2017 10-08 SB Channel
Captain Eric and the crew of the Condor Express took a bold path and chose to not cross the Santa Barbara Channel. Current buoy data showed that island waters were rough and windy as we left Santa Barbara Harbor at 1000 am. Today’s heading was mostly west and stayed in waters deeper than 50 fathoms. We ended up a bit west of Platform Holly, but 6 or 7 miles offshore, at our farthest point.
As has been the case for the past week or more, long-beaked common dolphins were around us and the whales all day long. Groups were mostly spread out but with little clusters of a couple dozen. Our first encounter was with 150 dolphins 5 or 6 miles off the Hope Ranch area. Twenty minutes later a couple hundred additional dolphins found the Condor Express well offshore of More Mesa, and another bunch off Isla Vista.
Around 1130am we were many miles south of Holly where at least 1000 more dolphins were active, and where the first humpback whale found us. It was small, probably a juvenile.
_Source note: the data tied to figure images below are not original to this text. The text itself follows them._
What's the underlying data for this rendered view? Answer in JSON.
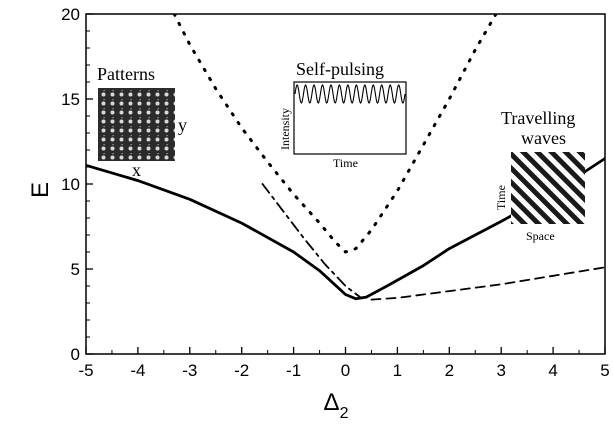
{
  "chart_data": {
    "type": "line",
    "xlabel": "Δ",
    "xlabel_sub": "2",
    "ylabel": "E",
    "xlim": [
      -5,
      5
    ],
    "ylim": [
      0,
      20
    ],
    "xticks": [
      -5,
      -4,
      -3,
      -2,
      -1,
      0,
      1,
      2,
      3,
      4,
      5
    ],
    "yticks": [
      0,
      5,
      10,
      15,
      20
    ],
    "grid": false,
    "series": [
      {
        "style": "solid",
        "x": [
          -5,
          -4,
          -3,
          -2,
          -1,
          -0.5,
          0,
          0.2,
          0.4,
          0.8,
          1.5,
          2,
          3,
          4,
          5
        ],
        "y": [
          11.1,
          10.2,
          9.1,
          7.7,
          6.0,
          4.9,
          3.5,
          3.25,
          3.35,
          4.0,
          5.2,
          6.2,
          7.8,
          9.5,
          11.5
        ]
      },
      {
        "style": "dashdot",
        "x": [
          -1.6,
          -1.2,
          -0.8,
          -0.4,
          0,
          0.3
        ],
        "y": [
          10.0,
          8.4,
          6.8,
          5.3,
          4.0,
          3.3
        ]
      },
      {
        "style": "dashed",
        "x": [
          0.5,
          1,
          2,
          3,
          4,
          5
        ],
        "y": [
          3.2,
          3.3,
          3.7,
          4.1,
          4.6,
          5.1
        ]
      },
      {
        "style": "dotted",
        "x": [
          -3.3,
          -3,
          -2.5,
          -2,
          -1.5,
          -1,
          -0.5,
          -0.2,
          0,
          0.2,
          0.5,
          1,
          1.5,
          2,
          2.5,
          2.9
        ],
        "y": [
          20,
          18.2,
          15.6,
          13.3,
          11.3,
          9.4,
          7.7,
          6.6,
          6.0,
          6.2,
          7.3,
          9.6,
          12.3,
          15.0,
          17.9,
          20
        ]
      }
    ],
    "annotations": {
      "patterns": {
        "title": "Patterns",
        "x_label": "x",
        "y_label": "y"
      },
      "self_pulsing": {
        "title": "Self-pulsing",
        "x_label": "Time",
        "y_label": "Intensity"
      },
      "travelling": {
        "title_line1": "Travelling",
        "title_line2": "waves",
        "x_label": "Space",
        "y_label": "Time"
      }
    }
  }
}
Soon a large humpback came in, and then another, and finally a third whale. Seas were moderate and so was the wind. The whales appeared to be shy and meandered around the zone with their dolphin escorts. There were plenty of little calves among the dolphins.
At 100 pm we thought we saw a western gull picking at a surface sunfish, Mola mola, but it turned out to be a degraded Mylar balloon which Steve picked-up after Eric put him in position.
The last sighting of the day was quite dramatic. By now the seas had subsided and the winds diminished a bit. We got into an area with 4 additional humpback whales, three large and one small. This area was located as Eric steered towards a distant breach. During the next hour the four whales came together, split up, and then congregated once again. One whale spent about a minute kelping, until its pals moved away and left it. Another whale threw its tail a few times.
Totals for the trip included: 8+ humpback whales, 2000 long-beaked common dolphins, 400 California sea lions and 1 Mylar balloon.
You never know what Mother Nature has in store.